Less than one month after instituting a new policy designed to punish artists for misconduct in their personal life, Spotify is partially walking back its "hateful content" rules that resulted in several artists being removed from the streaming service's promoted playlists. R. Kelly will continue to be banned.
Bloomberg reported that pushback from artists and employees within Spotify has prompted the company to restore songs by controversial rapper XXXTentacion, who was charged with aggravated battery of a pregnant woman, to Spotify's curated playlists.
Kendrick Lamar, who has long been a supporter of XXXTentacion's music, was reportedly one of the artists who pushed back against Spotify following the company's announcement of its hateful content policy. Lamar threatened to pull his music from the streaming platform in response to the policy, which also notably banned R. Kelly from playlists.
Spotify first implemented its hastily developed hateful content policy on May 10 as an attempt to draw a line for the types of artists the streaming service would promote. The company targeted music that promoted hate and violence as well as content created by artists who have "demonstrated hateful conduct personally."
While the company hasn't removed artists in violation of its new policy from the platfrom — their music is still available, as is merchandise from the artists — it did remove them from promoted positions on the platform, including in playlists made by the company.
The policy is so broad as to be nearly impossible to enforce in an even-handed manner.
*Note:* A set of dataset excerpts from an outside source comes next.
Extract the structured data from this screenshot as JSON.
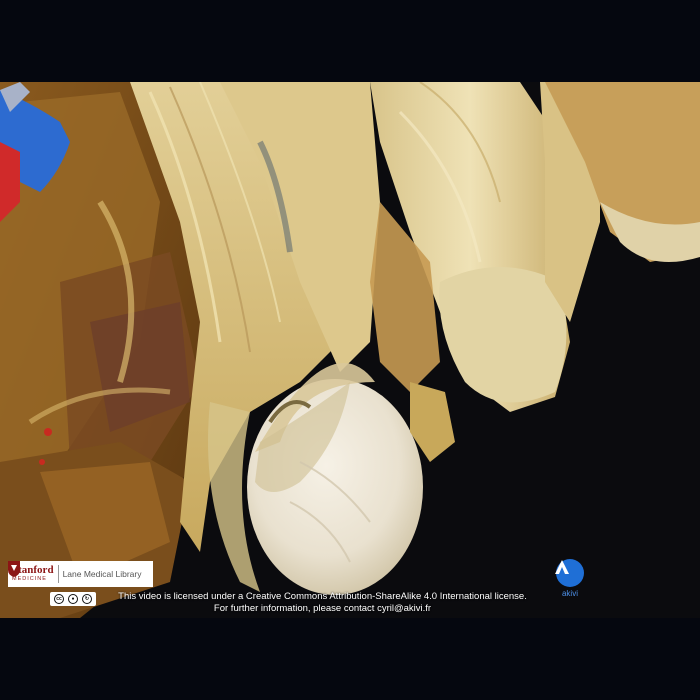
{
  "branding": {
    "institution_name": "Stanford",
    "institution_sub": "MEDICINE",
    "library_name": "Lane Medical Library",
    "producer_name": "akivi",
    "producer_color": "#1f6fd6",
    "institution_color": "#8c1515"
  },
  "license": {
    "line1": "This video is licensed under a Creative Commons Attribution-ShareAlike 4.0 International license.",
    "line2": "For further information, please contact cyril@akivi.fr",
    "cc_icons": [
      "cc",
      "by",
      "sa"
    ]
  },
  "icons": {
    "institution_logo": "shield-icon",
    "license_logo": "creative-commons-icon",
    "producer_logo": "akivi-icon"
  }
}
Spotify has been prompted by advocacy groups to remove a number of other artists from its playlists over accusations of abuse, including Chris Brown, Eminem, and the Red Hot Chilli Peppers.
According to Bloomberg, label executives have privately asked why the targets of the policy thus far have been black artists while white men with histories of violence have gone unpunished.
Spotify's well-meaning but poorly executed policy has reportedly had mixed results. The Associated Press reported R. Kelly's streaming numbers have basically been unaffected by his removal from playlists (he may have even received a bit of a boost).
Meanwhile, XXXTentacion saw his streams decrease by 17 per cent, which could cost him as much as $US60,000 ($79,314) per year, according to The Fader.
While Spotify is giving to industry support for XXXTentacion, the company is not caving on R. Kelly. He will remain banned from promoted positions on the streaming service, including playlists.
There doesn't appear to be many detractors to that decision, though. Lucas Shaw of Bloomberg tweeted R. Kelly is "viewed as irredeemable (not just by Spotify, but by many in the music industry)." Given that he just got sued for sexual assault again earlier this week, that view sure seems correct.
Gizmodo reached out to Spotify for comment regarding recent changes to its policy. We will update this post if we hear back.